Я стоял близко к аналою, и мне, тогда еще без очков, врезалось, моим глазам показалось, и вот что я увидел: коричневого цвета лицо, изрытое потными рябинами, тяжелая муаровая ряса с большой белой звездой, красная лента на шее и, это незабвенно, синие, бездонно-синие лучащиеся глаза, – потом я встретил похожее у Андрея Белого. И в этом свете приковывающих глаз вихрь не улегался, и все движения его, – как вскидывал голову, как крестился, как читал, – я чувствовал этот вихрь. А звезда и лента, и шикарная ряса мне показались, – я невольно сравнил эту дешевую мишуру с теми же, той же природы, блестящими кастрюлями юродивого и голубым широким поясом над квелыми штанами братца.

Молебен прошел быстро, как все, и начался акафист, еще быстрее. «Акафист Божией Матери», – про себя скажу, мне никогда не удавалось разобрать слов похвалы, и только повторяющееся отчетливо и внушительно, подхватываемое хором «радуйся» стояло в ушах. Я еще не читал «Фауста» и ничего не знаю о Матерях, но в душе глубоко чувствовал сокровенность имени «Мать», и меня охватывало какое-то особенное чувство, когда произносили его, и где-то больно становилось.

И когда он произнес: «О всепетая Мати, рождшая всех святых Святейшее Слово…», – когда это же самое произносил старик священник от Грузинской, было такое чувство, что вот он, всей своей долгой жизнью понявший неизбежность и неотвратимость судьбы, обращается к Матери, по легенде, к той Матери, что не согласилась принять свою высочайшую долю «честнейшей херувим и славнейшей воистину серафим», не могла успокоиться в раю и пожелала идти в ад и там мучиться с грешниками, – вы слышите, какая кротость в этом принявшем много бед голосе и какая покорность, это как наше потерянное, когда ничем нельзя помочь и все-таки: «если можно… вы понимаете!» – но у о. Иоанна, привыкшего повелевать человеческими душами, да это, действительно, был несомненный Аввакум, «огненный протопоп!» – в его властном беспрекословном голосе было что-то от Ивана Карамазова: человек, обессиленный бедой, гибнет, медлить нельзя, и вот он требует «или помочь, или…» – мне так и казалось, что сорвется и я услышу: «возвращаю билет!» – и бурлящая синь лилась из его глаз над адом: «От всякие избави напасти всех!» И кто-то, не выдержав, опять, как поутру, ожидая, закричал зарезанным голосом и, задохнувшись, зааукал. Но хором «радуйся», как алым воздухом, покрыло.
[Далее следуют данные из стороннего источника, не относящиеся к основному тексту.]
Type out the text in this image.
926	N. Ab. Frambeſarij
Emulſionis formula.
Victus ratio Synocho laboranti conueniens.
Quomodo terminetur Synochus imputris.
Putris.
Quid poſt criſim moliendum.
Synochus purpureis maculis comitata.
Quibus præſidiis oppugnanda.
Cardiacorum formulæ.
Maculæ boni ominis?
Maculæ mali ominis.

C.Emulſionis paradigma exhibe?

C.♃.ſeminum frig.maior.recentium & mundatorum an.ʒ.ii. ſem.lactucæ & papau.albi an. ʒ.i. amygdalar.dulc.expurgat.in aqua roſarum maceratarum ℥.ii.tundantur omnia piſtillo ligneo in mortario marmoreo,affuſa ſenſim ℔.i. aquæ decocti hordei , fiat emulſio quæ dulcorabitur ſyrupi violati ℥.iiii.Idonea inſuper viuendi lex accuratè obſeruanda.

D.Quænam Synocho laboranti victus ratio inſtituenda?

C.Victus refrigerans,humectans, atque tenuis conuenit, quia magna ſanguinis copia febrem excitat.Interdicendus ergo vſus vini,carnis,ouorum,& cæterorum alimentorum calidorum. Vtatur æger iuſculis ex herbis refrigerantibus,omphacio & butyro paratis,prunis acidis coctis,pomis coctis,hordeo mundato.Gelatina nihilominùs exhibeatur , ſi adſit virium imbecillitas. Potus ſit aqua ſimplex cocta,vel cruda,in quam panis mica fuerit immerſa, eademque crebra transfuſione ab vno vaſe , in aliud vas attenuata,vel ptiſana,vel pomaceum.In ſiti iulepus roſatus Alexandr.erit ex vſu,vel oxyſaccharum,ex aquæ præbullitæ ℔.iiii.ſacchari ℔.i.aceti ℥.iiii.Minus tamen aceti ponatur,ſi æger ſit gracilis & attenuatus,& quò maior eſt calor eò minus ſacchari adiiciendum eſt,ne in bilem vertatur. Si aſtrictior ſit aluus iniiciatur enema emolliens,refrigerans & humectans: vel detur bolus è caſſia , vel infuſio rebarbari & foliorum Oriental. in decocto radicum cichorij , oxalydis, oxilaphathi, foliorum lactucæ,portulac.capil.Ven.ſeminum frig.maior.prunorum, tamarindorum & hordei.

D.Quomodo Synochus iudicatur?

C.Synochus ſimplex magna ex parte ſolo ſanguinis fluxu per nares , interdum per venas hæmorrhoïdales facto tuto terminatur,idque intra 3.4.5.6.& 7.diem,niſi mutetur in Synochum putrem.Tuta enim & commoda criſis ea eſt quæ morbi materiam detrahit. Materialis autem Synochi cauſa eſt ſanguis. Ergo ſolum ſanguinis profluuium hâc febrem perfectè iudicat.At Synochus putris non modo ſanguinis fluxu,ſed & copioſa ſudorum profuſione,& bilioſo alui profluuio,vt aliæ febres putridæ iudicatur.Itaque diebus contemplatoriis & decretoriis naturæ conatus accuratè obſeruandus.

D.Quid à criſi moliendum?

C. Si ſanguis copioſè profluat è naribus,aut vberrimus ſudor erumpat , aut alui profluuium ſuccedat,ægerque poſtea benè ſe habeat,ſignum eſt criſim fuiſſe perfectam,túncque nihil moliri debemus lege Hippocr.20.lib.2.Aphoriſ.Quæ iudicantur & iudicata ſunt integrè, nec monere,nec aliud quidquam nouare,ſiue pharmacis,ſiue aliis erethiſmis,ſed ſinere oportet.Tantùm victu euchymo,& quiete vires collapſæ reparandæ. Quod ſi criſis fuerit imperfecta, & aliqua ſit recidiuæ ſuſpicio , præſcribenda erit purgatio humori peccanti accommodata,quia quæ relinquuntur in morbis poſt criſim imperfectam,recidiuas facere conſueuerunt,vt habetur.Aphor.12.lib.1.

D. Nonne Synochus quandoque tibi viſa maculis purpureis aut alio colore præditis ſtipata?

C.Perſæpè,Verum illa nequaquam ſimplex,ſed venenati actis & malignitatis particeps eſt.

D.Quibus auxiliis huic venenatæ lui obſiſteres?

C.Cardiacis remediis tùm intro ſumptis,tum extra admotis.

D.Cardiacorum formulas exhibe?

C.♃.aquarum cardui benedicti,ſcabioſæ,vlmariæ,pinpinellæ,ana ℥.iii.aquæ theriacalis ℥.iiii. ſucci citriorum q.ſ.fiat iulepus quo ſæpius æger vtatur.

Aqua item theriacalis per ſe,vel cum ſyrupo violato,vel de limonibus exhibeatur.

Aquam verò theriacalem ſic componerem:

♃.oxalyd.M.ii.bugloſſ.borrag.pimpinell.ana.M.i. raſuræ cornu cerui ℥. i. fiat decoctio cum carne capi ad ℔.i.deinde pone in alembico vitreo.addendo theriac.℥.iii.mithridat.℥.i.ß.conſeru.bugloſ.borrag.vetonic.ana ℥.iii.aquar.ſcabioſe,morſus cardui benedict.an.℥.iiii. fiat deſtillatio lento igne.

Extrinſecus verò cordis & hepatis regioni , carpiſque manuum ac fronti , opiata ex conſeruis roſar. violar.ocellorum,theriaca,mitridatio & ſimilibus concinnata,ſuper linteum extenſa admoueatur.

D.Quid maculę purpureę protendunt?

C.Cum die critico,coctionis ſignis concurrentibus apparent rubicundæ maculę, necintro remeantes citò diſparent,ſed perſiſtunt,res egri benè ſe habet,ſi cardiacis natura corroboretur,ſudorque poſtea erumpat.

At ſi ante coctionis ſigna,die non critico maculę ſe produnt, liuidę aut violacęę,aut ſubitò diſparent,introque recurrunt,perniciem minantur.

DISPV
После акафиста снова вызвездились руки и все потонуло в россыпи визгов. Окончания свалки я не видел: нас провели в столовую.

Все было приготовлено к чаю. И чего только не стояло на столе, – скатерть, как цветами, запорошил Филиппов и Бертельс: пирожные, торты, бисквиты и всех сортов английские печенья, – и сухие, и миндальные, и горьковатые, и солененькие.

Кроме нас были только самые ближайшие. Никакой давки и все-таки толкотня. Трудно было стоять, переходили с места на место. И это понятно, вот и я подвигался, – ничего подобного я не видел, а передо мной пронеслось все поразившее меня от бесноватых до юродивого и братца, нет, тут не было мира и никакого тихого света, а сам огонь, – я чувствовал себя как опаленный.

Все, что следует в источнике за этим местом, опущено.